- Mpungu Location in Namibia
- Coordinates: 17°40′1.20″S 18°13′58.80″E﻿ / ﻿17.6670000°S 18.2330000°E
- Country: Namibia
- Region: Kavango West
- Constituency: Mpungu Constituency
- Time zone: UTC+2 (South African Standard Time)
- Climate: BSh

= Mpungu =

Settlement in Namibia

Mpungu is a settlement and a former mission station of the Finnish Missionary Society in the Mpungu Constituency in the Kavango West Region in Northern Namibia. It is located ca. 40 km south-west of Nkurenkuru and is inland as opposed to other former Finnish mission stations, which were located along the Kavango River. Today, a tarred highway from Ovamboland to Kavango connects Mpungu to other places in northern Namibia.

==History==
The mission station was founded in 1951 by Hellin Elomaa, a nurse, who also founded a small clinic there.

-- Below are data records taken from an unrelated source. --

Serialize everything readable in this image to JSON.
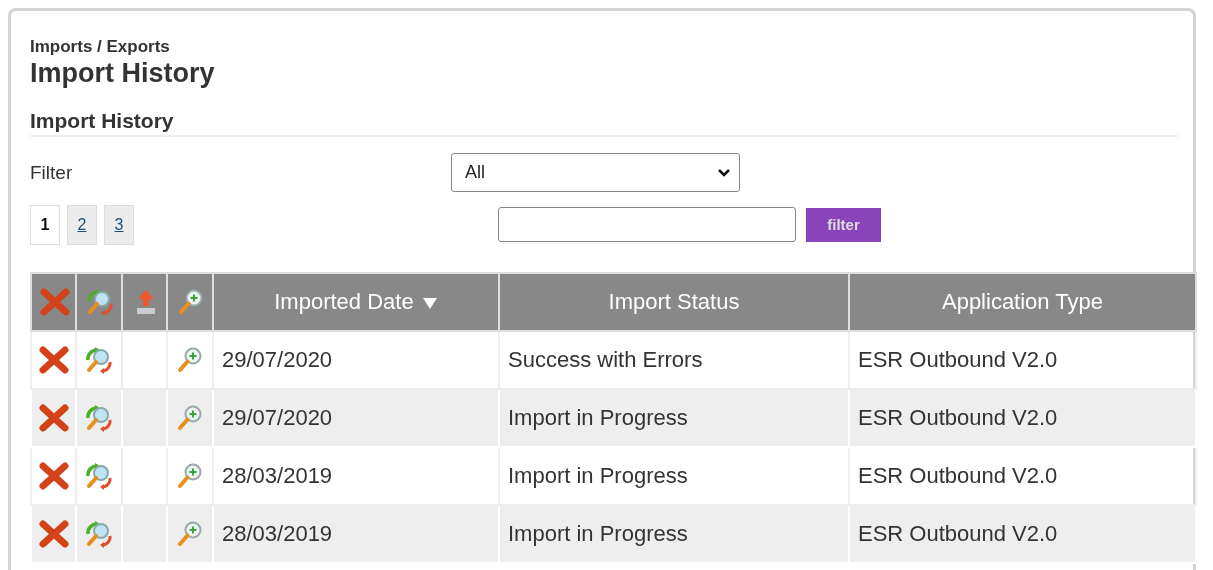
{
  "breadcrumb": "Imports / Exports",
  "title": "Import History",
  "section_title": "Import History",
  "filter": {
    "label": "Filter",
    "value": "All"
  },
  "pages": [
    {
      "label": "1",
      "selected": true
    },
    {
      "label": "2",
      "selected": false
    },
    {
      "label": "3",
      "selected": false
    }
  ],
  "search": {
    "button": "filter"
  },
  "table": {
    "icon_columns": [
      {
        "kind": "delete"
      },
      {
        "kind": "reprocess"
      },
      {
        "kind": "upload"
      },
      {
        "kind": "view"
      }
    ],
    "columns": [
      {
        "label": "Imported Date",
        "sorted": true
      },
      {
        "label": "Import Status",
        "sorted": false
      },
      {
        "label": "Application Type",
        "sorted": false
      }
    ],
    "rows": [
      {
        "actions": [
          {
            "kind": "delete"
          },
          {
            "kind": "reprocess"
          },
          {
            "kind": "empty"
          },
          {
            "kind": "view"
          }
        ],
        "cells": [
          "29/07/2020",
          "Success with Errors",
          "ESR Outbound V2.0"
        ]
      },
      {
        "actions": [
          {
            "kind": "delete"
          },
          {
            "kind": "reprocess"
          },
          {
            "kind": "empty"
          },
          {
            "kind": "view"
          }
        ],
        "cells": [
          "29/07/2020",
          "Import in Progress",
          "ESR Outbound V2.0"
        ]
      },
      {
        "actions": [
          {
            "kind": "delete"
          },
          {
            "kind": "reprocess"
          },
          {
            "kind": "empty"
          },
          {
            "kind": "view"
          }
        ],
        "cells": [
          "28/03/2019",
          "Import in Progress",
          "ESR Outbound V2.0"
        ]
      },
      {
        "actions": [
          {
            "kind": "delete"
          },
          {
            "kind": "reprocess"
          },
          {
            "kind": "empty"
          },
          {
            "kind": "view"
          }
        ],
        "cells": [
          "28/03/2019",
          "Import in Progress",
          "ESR Outbound V2.0"
        ]
      }
    ]
  }
}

In Mpungu, the Finnish missionaries were also in touch with the local San population.

==Infrastructure==
Today there is still a health centre in Mpungu, as well as the Himarwa Iithete Senior Secondary School. Mpungu is situated on the B15 national road that connects to Angola via the Katwitwi settlement and border post to the north, and to Tsintsabis and Tsumeb to the south. It also connects to Okongo via the C45.